Actually, Libraries, books, curriculum, and professors vary TREMENDOUSLY.
Most of my family (and my wife's family) are deeply involved in academia. The difference between an average or sub-average school and a great school is pretty big.
Now, you can easily have someone go to a great school and learn nothing...but that is their fault. You can also have someone go to a sub-par school and learn a lot...but that is due to them, not the school.
I too chose a small liberal arts school for my UNDERGRADUATE education. In many ways it was superior to ND. In fact, when I applied to ND the head of the MBA program took my GPA and bumped it up by .5 to account for my school.

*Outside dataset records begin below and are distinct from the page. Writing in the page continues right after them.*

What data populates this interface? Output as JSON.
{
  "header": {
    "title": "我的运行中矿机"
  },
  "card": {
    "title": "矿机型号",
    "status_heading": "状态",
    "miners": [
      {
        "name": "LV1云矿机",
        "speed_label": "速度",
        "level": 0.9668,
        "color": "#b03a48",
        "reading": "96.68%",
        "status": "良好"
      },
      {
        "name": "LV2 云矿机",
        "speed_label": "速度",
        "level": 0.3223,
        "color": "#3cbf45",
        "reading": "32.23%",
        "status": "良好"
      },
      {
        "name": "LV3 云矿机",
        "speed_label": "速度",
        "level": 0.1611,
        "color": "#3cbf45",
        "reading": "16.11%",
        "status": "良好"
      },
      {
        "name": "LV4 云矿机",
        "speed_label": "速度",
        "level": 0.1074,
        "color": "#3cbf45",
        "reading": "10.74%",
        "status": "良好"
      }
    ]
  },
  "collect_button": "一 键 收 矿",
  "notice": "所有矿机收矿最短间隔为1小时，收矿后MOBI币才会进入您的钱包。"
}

Not all schools are created equal.
"The elites still lead in producing undergraduates who go on for doctorates (Caltech had the highest percentage during the 1990s), but Earlham, Grinnell, Kalamazoo, Kenyon, Knox, Lawrence, Macalester, Oberlin, and Wooster do better on this scale than many higher-status schools. In the 1990s little Earlham, with just 1,200 students, produced a higher percentage of graduates who have since received doctorates than did Brown, Dartmouth, Duke, Northwestern, Penn, or Vassar"
While I love ND, I am fully convinced that the undergraduate education I received was, without question, equal to or greater than Notre Dame.